Hobbe Baerdt van Sminia (22 augustus 1655 - Leeuwarden, 23 oktober 1721) was raadsheer en president-raadsheer van het gerechtshof van Friesland te Leeuwarden.

Van Sminia was een zoon van de raadsheer Jetze van Sminia en van Anna Maria van Baerdt. Hij was secretaris van de grietenij Stellingwerf-Westeinde. In 1679 werd hij door het kwartier Zevenwolden gekozen tot raadsheer in het Hof van Friesland. Ondanks protesten vanuit Oostergo bleef zijn benoeming gehandhaafd. Hij vervulde deze functie gedurende bijna 42 jaar. De laatste zes jaar was hij tevens president van het hof.[1]

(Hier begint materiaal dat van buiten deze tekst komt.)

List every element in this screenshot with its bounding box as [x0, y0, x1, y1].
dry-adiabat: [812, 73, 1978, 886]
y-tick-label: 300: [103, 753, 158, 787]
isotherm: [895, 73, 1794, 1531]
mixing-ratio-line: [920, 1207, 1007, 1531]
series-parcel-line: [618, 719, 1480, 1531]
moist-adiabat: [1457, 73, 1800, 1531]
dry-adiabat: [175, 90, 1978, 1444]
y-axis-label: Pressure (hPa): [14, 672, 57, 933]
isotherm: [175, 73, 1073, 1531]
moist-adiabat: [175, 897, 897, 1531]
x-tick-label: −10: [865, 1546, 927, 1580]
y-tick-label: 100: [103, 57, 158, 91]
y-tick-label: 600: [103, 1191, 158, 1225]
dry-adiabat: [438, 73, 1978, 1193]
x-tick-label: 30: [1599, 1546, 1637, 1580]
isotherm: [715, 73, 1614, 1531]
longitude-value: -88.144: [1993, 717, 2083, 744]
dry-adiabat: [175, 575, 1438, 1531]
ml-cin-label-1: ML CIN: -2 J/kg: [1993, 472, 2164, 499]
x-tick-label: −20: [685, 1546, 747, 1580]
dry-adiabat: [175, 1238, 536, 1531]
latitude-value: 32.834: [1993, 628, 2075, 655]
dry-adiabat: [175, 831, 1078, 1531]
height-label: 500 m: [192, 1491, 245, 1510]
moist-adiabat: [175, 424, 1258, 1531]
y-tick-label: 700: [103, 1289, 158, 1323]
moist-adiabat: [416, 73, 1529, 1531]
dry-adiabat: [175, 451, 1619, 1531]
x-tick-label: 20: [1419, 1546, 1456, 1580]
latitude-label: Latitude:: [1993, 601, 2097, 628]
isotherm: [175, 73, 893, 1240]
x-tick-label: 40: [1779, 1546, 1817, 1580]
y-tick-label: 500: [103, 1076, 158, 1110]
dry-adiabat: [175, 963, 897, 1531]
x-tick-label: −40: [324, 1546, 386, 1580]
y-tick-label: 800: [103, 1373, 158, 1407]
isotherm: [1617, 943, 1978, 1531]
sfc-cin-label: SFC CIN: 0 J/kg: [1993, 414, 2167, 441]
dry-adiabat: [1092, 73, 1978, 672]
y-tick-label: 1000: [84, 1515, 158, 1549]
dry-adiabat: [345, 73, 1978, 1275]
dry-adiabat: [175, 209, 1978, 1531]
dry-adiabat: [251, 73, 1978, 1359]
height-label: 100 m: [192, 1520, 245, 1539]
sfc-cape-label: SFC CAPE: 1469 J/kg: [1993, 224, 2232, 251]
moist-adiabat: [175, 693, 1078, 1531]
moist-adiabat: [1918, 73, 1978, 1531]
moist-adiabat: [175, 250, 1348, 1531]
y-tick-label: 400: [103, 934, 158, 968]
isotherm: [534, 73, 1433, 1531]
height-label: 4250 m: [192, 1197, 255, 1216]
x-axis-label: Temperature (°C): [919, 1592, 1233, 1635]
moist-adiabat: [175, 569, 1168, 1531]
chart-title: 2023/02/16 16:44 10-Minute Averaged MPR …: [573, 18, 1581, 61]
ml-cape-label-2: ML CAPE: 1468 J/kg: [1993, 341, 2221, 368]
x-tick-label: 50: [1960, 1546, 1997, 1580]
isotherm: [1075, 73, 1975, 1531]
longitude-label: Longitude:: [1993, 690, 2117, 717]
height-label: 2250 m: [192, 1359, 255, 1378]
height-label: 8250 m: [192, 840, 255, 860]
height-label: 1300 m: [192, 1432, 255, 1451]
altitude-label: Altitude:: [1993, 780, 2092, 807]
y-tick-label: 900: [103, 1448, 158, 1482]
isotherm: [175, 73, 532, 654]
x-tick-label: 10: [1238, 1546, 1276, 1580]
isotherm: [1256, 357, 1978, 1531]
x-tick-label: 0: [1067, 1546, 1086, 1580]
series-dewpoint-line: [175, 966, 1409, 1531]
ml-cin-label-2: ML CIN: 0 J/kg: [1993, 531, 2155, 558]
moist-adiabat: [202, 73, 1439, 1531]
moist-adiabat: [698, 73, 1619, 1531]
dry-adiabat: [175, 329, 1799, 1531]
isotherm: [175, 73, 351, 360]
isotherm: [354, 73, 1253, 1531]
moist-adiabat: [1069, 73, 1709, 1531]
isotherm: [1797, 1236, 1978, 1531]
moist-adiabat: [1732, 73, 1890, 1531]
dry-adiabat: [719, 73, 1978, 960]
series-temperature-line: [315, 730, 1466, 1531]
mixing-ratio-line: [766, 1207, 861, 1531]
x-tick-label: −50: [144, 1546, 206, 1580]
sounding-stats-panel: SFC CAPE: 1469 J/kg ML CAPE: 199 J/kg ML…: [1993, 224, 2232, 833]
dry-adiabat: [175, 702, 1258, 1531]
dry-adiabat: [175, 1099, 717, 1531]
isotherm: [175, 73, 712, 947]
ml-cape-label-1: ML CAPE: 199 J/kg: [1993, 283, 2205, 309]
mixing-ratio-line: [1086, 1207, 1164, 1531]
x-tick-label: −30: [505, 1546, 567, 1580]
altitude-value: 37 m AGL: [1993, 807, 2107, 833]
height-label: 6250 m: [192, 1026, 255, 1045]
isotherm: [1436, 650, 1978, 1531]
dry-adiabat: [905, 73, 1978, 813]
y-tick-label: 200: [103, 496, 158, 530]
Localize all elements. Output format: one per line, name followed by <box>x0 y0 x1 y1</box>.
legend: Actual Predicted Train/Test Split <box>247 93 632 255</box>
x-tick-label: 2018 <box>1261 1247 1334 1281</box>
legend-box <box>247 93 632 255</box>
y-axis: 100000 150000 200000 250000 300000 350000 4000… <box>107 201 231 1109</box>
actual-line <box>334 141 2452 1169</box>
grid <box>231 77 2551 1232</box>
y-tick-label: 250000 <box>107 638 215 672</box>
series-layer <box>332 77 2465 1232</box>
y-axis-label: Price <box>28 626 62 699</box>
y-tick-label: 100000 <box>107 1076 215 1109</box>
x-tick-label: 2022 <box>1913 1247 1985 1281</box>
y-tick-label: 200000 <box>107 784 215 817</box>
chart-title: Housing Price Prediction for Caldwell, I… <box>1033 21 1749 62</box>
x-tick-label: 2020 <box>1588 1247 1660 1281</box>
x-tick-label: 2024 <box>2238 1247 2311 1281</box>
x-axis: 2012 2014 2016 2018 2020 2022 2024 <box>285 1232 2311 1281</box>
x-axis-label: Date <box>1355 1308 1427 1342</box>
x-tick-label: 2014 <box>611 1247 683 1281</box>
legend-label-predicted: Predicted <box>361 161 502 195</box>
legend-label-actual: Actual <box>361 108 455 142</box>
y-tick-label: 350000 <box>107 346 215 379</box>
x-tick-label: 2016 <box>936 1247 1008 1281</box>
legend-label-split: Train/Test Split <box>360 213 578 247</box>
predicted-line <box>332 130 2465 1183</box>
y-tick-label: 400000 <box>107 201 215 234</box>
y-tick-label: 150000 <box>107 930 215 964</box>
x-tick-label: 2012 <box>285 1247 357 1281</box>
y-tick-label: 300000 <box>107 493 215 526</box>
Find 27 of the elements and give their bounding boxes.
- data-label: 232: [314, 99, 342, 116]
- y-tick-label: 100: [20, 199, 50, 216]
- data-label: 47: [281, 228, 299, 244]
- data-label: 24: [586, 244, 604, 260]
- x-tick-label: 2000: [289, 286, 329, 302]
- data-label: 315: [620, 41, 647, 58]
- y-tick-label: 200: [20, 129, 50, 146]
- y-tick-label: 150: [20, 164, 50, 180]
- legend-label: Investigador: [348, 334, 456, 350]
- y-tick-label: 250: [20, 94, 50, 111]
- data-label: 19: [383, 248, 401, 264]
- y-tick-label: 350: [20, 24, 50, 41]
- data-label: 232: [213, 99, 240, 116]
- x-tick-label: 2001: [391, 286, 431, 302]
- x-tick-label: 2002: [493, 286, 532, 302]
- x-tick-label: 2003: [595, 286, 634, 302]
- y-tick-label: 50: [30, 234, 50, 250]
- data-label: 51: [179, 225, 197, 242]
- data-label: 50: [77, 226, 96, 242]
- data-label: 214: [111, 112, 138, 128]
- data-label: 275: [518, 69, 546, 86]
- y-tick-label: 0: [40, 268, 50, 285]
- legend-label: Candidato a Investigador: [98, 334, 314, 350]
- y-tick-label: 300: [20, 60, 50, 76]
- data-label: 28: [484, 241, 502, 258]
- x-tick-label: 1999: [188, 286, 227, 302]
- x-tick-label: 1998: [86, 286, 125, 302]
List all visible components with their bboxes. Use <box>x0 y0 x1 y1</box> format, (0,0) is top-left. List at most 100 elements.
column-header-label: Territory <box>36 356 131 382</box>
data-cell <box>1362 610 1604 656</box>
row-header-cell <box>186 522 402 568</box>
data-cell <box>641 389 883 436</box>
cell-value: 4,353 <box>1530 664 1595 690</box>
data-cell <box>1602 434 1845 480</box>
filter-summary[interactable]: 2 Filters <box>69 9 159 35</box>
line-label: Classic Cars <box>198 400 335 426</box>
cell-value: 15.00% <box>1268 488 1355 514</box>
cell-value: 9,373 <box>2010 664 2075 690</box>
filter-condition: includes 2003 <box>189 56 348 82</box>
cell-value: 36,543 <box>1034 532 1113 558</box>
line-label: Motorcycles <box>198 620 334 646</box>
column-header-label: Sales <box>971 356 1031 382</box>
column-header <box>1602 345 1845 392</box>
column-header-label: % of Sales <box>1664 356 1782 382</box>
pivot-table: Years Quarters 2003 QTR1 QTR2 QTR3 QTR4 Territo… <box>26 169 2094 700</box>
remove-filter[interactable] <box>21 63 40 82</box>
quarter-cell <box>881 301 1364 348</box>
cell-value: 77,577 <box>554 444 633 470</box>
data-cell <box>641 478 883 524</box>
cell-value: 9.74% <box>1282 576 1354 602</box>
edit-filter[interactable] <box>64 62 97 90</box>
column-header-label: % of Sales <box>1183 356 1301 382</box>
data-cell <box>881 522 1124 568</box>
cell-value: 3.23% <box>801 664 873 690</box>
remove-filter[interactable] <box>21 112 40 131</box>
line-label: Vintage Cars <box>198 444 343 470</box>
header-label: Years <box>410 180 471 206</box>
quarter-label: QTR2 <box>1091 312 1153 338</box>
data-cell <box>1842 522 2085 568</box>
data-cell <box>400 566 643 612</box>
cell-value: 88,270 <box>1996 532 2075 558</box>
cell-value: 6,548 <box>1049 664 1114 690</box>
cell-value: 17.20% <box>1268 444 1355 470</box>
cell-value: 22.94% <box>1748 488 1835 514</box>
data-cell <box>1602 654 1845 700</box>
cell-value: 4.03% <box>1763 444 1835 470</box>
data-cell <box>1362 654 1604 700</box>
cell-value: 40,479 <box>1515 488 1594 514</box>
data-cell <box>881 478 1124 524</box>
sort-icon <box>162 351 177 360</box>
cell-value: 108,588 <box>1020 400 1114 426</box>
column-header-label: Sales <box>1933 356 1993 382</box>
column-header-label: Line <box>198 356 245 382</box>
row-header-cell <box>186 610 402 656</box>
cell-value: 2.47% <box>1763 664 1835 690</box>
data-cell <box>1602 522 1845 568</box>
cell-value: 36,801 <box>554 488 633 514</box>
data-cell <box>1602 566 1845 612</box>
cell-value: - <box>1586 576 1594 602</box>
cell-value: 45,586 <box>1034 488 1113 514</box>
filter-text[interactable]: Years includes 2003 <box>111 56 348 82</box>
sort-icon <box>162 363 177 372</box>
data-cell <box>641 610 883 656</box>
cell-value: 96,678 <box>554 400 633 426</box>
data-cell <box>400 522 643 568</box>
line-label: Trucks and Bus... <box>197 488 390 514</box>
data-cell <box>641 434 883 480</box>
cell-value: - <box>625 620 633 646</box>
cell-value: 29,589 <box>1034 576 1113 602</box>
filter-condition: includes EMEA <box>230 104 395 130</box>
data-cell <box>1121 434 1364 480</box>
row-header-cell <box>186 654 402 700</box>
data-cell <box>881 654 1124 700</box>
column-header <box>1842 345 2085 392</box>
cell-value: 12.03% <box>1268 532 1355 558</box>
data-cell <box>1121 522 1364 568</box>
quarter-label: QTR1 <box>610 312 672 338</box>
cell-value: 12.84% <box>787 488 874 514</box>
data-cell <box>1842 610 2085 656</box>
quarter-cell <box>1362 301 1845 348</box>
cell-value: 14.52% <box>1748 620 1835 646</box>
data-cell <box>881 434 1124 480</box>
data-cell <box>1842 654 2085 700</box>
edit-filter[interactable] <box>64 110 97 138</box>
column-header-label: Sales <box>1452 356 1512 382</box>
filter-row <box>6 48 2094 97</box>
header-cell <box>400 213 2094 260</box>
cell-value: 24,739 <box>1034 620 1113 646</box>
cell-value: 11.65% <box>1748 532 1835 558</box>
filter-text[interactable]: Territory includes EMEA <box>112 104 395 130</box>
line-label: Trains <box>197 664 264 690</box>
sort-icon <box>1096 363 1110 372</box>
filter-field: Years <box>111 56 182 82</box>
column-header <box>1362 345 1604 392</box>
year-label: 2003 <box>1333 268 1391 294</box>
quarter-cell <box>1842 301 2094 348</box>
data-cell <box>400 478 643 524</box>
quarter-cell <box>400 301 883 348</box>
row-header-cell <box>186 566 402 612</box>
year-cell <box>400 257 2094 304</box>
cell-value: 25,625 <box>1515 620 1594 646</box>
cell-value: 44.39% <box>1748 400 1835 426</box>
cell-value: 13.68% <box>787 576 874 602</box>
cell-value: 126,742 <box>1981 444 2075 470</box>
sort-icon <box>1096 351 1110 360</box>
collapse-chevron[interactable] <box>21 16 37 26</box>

Van Sminia is driemaal getrouwd geweest. Op 2 januari 1678 trouwde hij te Franeker met Tetje Gerroltsma. Op 17 april 1692 trouwde hij te Oudega met Catharina van Haersma. Zijn derde huwelijk sloot hij op 3 april 1701 te Rijperkerk met Ida Margaretha van Rhala. Hij had in het totaal negen kinderen.[1] Van Sminia was in 1697 de één na rijkste Fries met een geschat vermogen van 450.000 gulden. In 1706[2] kocht hij het grietmanschap van Hinnaarderadiel voor 38.000 gulden van Edzard van Grovestins voor zijn zoon Idzard uit zijn eerste huwelijk.[3]

Van Sminia kocht in 1681 de stins De Klinze, ook oppe Clincke genoemd, in Oudkerk. Tot 1966 hebben zijn nazaten deze stins bewoond.